Sudah beberapa hari ini hujan terus di Bandung, membuatku beberapa kali juga mengurungkan niat untuk main ke kosan si Adi. Baru sekarang bisa kesampaian.
Sebenarnya aku sedikit rindu pada curcolan Adi. Kurasa dia sudah menyiapkan cadangan pertanyaan seputar cinta. Dan ngomong-ngomong, kok baunya aneh ya?
“Heh Di, lo pasang dupa ya?”
“Hehehe, biar greget”.
Adi bilang kemarin dia waktu ke Jogja main ke sebuah toko yang nyentrik abis. Begitu masuk, aroma dupa pekat tercium diseluruh ruangan. Ramai orang disana. Ada ibu-ibu yang lagi live ngebatik. Beberapa tulisan wejangan Jawa terpampang beserta wadah berair yang ada kembang kuburannya. Dia langsung terpikat dengan toko itu. Sesampainya di Bandung, dia memutuskan membeli dupa.
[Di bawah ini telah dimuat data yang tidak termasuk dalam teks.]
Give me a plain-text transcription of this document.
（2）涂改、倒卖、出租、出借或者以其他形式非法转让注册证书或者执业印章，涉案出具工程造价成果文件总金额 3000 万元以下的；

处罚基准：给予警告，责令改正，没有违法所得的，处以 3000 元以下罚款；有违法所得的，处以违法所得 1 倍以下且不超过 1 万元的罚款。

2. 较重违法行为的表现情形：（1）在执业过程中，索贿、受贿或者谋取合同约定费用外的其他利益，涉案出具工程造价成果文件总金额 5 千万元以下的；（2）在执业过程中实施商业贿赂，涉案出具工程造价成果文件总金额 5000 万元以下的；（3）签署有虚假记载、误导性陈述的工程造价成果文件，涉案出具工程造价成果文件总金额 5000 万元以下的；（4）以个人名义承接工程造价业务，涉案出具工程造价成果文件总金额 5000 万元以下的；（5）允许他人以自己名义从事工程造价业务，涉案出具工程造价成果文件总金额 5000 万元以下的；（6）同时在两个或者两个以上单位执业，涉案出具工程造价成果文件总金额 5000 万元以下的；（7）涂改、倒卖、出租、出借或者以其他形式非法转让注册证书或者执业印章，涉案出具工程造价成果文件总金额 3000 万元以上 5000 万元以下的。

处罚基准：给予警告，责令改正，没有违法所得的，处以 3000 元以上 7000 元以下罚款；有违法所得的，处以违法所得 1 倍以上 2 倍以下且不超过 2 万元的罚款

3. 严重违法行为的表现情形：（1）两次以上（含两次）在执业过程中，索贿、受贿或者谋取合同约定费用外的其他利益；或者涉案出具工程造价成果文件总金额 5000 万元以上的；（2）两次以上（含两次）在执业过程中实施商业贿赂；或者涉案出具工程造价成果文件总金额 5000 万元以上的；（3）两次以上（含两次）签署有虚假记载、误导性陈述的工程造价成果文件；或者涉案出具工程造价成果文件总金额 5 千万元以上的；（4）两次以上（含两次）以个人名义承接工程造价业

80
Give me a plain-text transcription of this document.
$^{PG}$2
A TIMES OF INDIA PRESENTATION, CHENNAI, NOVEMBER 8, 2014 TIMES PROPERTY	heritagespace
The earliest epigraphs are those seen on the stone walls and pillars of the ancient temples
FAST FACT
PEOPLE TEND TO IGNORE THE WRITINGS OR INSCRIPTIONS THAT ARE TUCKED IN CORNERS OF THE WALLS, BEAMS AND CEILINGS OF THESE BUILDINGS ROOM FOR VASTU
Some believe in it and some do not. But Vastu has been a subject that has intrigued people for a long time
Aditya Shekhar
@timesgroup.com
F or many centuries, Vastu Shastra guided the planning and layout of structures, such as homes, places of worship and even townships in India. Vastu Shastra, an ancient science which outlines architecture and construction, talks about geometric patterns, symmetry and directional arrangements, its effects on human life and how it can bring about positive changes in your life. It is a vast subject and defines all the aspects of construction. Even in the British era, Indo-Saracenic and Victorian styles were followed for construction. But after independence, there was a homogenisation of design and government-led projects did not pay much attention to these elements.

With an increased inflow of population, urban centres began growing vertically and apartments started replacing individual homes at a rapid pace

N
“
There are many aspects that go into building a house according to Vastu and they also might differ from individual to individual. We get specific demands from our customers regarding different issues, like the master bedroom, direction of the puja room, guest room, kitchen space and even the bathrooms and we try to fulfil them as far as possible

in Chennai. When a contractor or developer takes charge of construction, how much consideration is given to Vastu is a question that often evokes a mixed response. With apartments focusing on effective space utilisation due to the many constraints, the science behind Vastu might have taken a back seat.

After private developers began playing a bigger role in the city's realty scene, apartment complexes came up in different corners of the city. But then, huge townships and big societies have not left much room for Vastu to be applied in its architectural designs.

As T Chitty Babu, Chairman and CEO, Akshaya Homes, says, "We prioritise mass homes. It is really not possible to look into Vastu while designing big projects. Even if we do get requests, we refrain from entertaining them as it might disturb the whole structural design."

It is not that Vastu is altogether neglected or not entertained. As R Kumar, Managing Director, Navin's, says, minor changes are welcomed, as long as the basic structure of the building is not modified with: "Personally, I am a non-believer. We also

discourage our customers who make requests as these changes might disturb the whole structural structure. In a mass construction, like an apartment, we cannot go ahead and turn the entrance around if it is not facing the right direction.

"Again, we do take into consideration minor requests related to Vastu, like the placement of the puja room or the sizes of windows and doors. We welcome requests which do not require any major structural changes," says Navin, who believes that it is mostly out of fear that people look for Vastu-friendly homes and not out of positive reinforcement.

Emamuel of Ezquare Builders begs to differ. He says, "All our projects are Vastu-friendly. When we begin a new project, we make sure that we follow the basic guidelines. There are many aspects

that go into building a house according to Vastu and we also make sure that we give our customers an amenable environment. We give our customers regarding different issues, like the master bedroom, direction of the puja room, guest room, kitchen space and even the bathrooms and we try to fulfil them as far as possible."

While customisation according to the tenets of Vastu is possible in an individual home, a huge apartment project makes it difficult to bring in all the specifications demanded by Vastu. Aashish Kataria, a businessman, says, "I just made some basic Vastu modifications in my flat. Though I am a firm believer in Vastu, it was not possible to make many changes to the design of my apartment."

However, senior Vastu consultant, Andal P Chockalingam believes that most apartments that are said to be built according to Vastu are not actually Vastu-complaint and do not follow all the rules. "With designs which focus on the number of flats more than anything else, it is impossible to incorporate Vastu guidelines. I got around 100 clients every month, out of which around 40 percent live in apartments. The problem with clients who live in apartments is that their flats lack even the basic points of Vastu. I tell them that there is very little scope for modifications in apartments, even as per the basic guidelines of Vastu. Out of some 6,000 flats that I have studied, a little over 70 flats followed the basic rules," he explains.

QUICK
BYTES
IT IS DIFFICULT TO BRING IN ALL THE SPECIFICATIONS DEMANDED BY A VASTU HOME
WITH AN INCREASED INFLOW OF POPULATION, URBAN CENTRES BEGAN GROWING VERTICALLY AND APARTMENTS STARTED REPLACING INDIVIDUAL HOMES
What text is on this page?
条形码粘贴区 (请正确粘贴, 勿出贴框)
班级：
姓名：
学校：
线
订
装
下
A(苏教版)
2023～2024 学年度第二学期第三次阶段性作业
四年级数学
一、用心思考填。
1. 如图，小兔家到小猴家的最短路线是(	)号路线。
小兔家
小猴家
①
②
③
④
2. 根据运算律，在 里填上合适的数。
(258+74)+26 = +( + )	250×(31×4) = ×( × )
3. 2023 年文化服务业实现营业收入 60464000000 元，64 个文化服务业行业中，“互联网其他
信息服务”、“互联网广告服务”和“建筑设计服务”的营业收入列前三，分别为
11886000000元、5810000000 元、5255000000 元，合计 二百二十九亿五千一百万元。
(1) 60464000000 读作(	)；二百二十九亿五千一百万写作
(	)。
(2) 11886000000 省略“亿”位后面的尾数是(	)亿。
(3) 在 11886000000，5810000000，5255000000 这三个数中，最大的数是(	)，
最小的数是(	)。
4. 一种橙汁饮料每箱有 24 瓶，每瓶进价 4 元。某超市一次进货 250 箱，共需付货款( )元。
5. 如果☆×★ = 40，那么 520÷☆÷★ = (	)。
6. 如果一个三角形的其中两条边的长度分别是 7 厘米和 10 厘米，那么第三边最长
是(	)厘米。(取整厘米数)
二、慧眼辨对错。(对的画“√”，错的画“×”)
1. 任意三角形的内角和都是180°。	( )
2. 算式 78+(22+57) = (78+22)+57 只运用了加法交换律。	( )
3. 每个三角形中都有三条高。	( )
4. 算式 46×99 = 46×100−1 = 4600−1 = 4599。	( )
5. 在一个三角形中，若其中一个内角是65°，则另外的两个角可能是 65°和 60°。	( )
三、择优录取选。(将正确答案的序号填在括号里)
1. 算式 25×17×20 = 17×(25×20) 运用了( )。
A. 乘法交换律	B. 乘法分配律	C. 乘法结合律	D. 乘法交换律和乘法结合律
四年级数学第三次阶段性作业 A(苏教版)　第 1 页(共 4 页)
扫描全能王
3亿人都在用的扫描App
“Bentar Tam gua bikin kopi dulu”. Ahh… kalimat favoritku ketika main ke kosannya.
Tapi kok aku jadi agak merinding begini ya. Sialan si Adi pakai acara masang dupa-dupaan segala.
“Nih”, sambil menyodorkan segelas kopi hitam panas kepadaku.
“Eh Tam, gini, kalo orang yang lo suka ternyata ga suka-suka juga sama lo, lo akan tetap lanjut ndeketin dia sampai dia suka, atau lo cari aja yang lain kan diluar sana masih banyak cewek?”. Mulai nih sesi heart-to-heart Adi.
“Oh. Dilema besar seorang pencinta”.
“Iye Tam bener. Gua bimbang abis”, beh bimbang katanya.
Aku melanjutkan menghisap rokokku.
“Sebenernya itu semua tergantung di lo nya. Kalo lo udah yakin, lo akan berusaha sampai dia sadar kalo lo emang sungguh-sungguh sama dia.
Tapi inget, semua hasil bukan lo yang menentukan. Lo berusaha semaksimal lo, sisanya Tuhan yang menentukan. Gua pikir, itu berlaku pada semua aspek kehidupan.”
…
“Kampret. Bener juga sih lo, Tam”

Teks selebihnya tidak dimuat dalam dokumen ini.